KCOM engineers install the phone box

 

A classic cream Hull phone kiosk has been given a new lease of life by an East Yorkshire school.

The distinctive K6 phone box has been winched into place at Welton Primary School playground this week where it began its new life as a community library.

Lowered in over a hedge by a giant crane, while pupils cheered it on from a safe distance, the phone box will now be filled with books for the children to browse at playtime and for the wider community to enjoy.

Welton Primary School head teacher Nikki Pidgeon said: “At Welton we’re passionate about our curriculum that aims to ensure that our unique, local heritage drives our learning.

“We wanted to promote a reading culture that encompasses the whole of the Welton family and find a very special way to make this happen.

“We researched how we might do this, while at the same time promoting locality, community and heritage. We knew we wanted to provide a Welton Family library, with an emphasis on adults, based on a community book swap idea.

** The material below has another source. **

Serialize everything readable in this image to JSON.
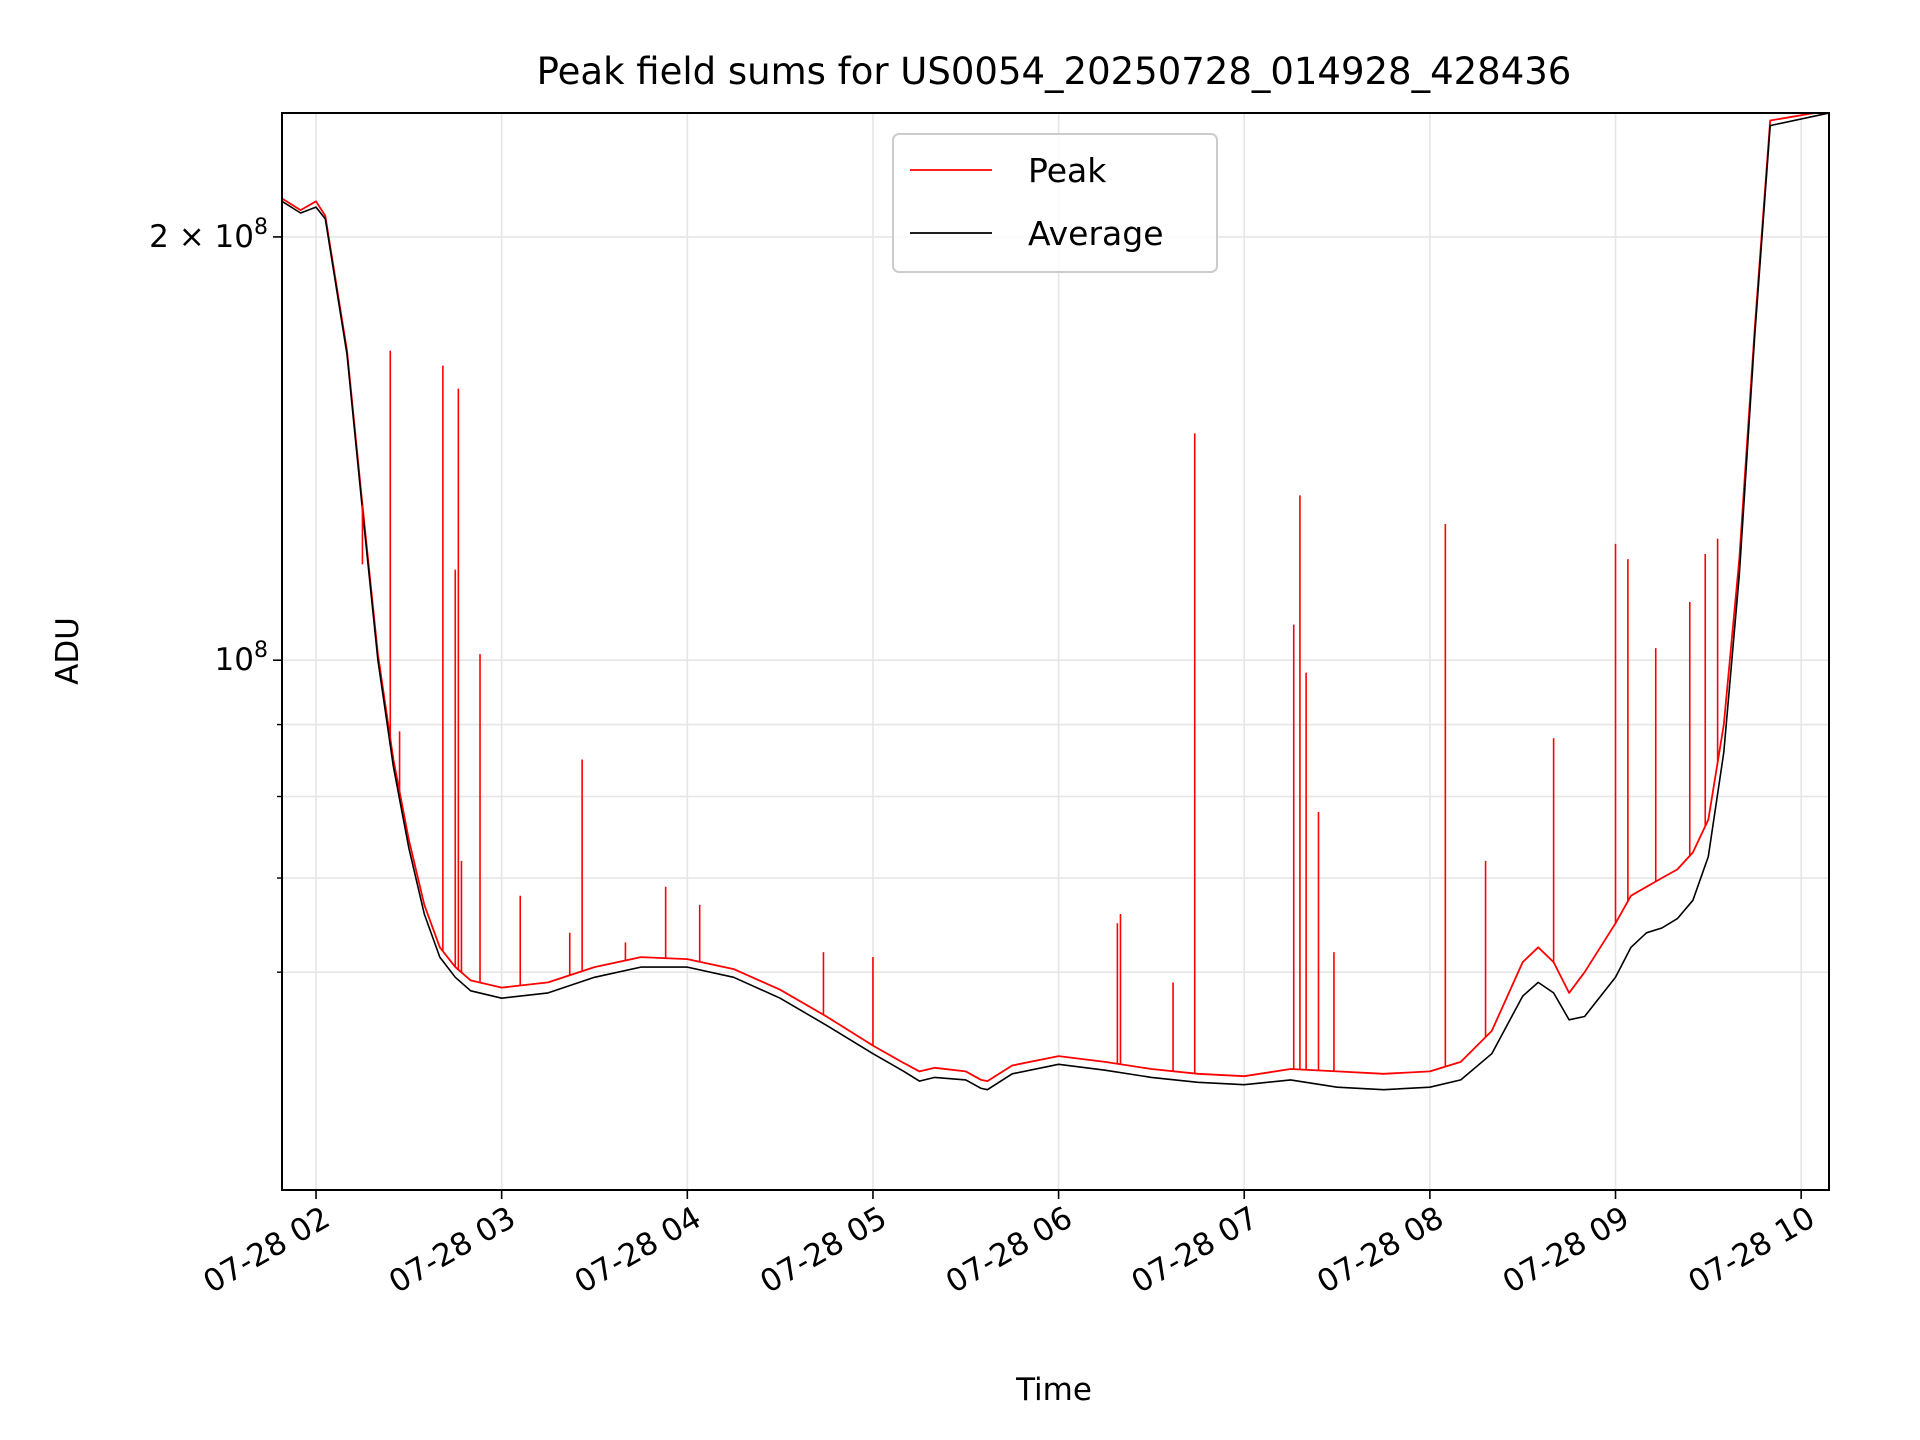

“The idea of a traditional, Hull cream phone box being the home for this library was very exciting for us, we couldn’t believe it when we contacted KCOM and it very quickly became a possibility. Today the journey has started with the delivery of a very smart K6 phone box, cheered on by the pupils.”

KCOM engineering manager Nick Jackson said: “We’re delighted that we’re able to reuse one of our classic K6 boxes and give it a new lease of life that will be enjoyed by generations of children to come.

“When we heard from Welton Primary about their fantastic idea to turn the kiosk into a something that would encourage its pupils’ love of learning and reading we jumped at the chance.

“As a company that’s at the heart of the local community it’s great that a piece of our unique heritage will continue to benefit so many people.”

The classic K6 kiosk design was commissioned in 1936 to commemorate the silver jubilee of King George V.

It was designed by Sir Giles Gilbert Scott and became the first red telephone kiosk to be used extensively outside London with many thousands deployed in virtually every town and city across the country.

Originally, in the early 1900s, phone boxes across the country used to be all sorts of colours, red, green, cream etc. But to mark George V’s silver jubilee the GPO, which ran the phone network then, decided to paint all theirs red to match their post boxes.

The same kiosks were installed in Hull but in keeping with the city’s contrary nature, the phone boxes were given a cream paint finish.